There will almost certainly be some strategists in the SNP machine who will have weighed the political advantages to them of a Tory Government after the Election. Independence is the fundamental raison d’être of the SNP and Cameron et al returned to Downing Street would further strengthen the argument that Scotland does not get the government at Westminster that it votes for.
Sturgeon’s remarkable performance in the ITV Leadership Debate and the consistency of the polls since the Referendum, even allowing for the default vote, mean that it is a racing certainty that the SNP will return somewhere between 30 to 40 MPs to Westminster. Alex Salmond had difficulty attracting the female vote during the Referendum Campaign. A common theme in the crowd which mobbed Nicola on Edinburgh’s Royal Mile yesterday morning, was that not only had she struck a blow on the ITV debate for Scotland but, most importantly, for women too.

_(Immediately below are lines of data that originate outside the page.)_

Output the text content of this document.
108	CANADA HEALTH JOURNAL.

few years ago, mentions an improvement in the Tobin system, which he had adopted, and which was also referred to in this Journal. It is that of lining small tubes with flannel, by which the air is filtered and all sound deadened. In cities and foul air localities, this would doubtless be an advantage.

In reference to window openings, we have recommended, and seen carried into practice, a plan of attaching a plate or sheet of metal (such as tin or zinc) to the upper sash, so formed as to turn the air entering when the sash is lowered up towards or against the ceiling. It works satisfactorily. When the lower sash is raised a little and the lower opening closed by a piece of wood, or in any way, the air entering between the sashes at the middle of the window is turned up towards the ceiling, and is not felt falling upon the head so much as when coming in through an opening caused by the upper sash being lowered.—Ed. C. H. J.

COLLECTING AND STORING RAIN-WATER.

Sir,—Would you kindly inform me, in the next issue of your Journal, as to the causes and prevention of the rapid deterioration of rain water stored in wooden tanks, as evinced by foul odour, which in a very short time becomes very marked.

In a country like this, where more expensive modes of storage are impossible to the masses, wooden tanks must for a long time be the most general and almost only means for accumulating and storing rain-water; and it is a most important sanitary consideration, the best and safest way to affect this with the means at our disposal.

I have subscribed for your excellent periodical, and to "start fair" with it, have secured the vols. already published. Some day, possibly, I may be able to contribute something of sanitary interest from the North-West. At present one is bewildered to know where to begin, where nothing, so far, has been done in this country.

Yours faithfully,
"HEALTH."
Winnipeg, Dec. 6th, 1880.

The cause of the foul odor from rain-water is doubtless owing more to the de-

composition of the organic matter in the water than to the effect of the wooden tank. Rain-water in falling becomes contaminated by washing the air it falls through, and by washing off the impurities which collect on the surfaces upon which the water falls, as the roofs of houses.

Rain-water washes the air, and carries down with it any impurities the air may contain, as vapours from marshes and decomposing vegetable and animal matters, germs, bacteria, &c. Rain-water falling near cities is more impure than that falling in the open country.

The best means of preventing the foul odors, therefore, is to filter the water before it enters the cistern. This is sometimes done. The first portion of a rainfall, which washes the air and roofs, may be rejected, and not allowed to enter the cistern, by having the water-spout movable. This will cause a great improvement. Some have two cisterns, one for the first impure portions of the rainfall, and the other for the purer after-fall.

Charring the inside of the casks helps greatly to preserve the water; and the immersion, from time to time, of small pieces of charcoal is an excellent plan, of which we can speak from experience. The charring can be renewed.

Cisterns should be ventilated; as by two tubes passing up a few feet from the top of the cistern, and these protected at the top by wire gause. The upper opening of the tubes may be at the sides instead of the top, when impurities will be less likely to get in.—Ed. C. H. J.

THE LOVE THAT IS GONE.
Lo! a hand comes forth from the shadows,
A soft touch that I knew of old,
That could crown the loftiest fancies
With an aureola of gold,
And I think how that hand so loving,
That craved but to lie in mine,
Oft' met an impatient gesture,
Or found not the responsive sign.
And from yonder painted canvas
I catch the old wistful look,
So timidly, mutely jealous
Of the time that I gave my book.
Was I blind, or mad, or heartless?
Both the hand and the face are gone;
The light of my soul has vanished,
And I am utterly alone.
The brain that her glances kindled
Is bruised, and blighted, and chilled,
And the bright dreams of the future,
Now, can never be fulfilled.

The SNP, of all the parties contesting this Election, is in the uniquely singular position that it cannot lose, regardless of the outcome on May 7th. To gain power, Milliband will have to agree a deal with it to end austerity and grant significant concessions to Holyrood. If the Tories return, Labour will take the blame and further strengthen SNP support.
It’s a win-win situation which Sturgeon and the SNP have cleverly engineered in the wake of a Referendum defeat.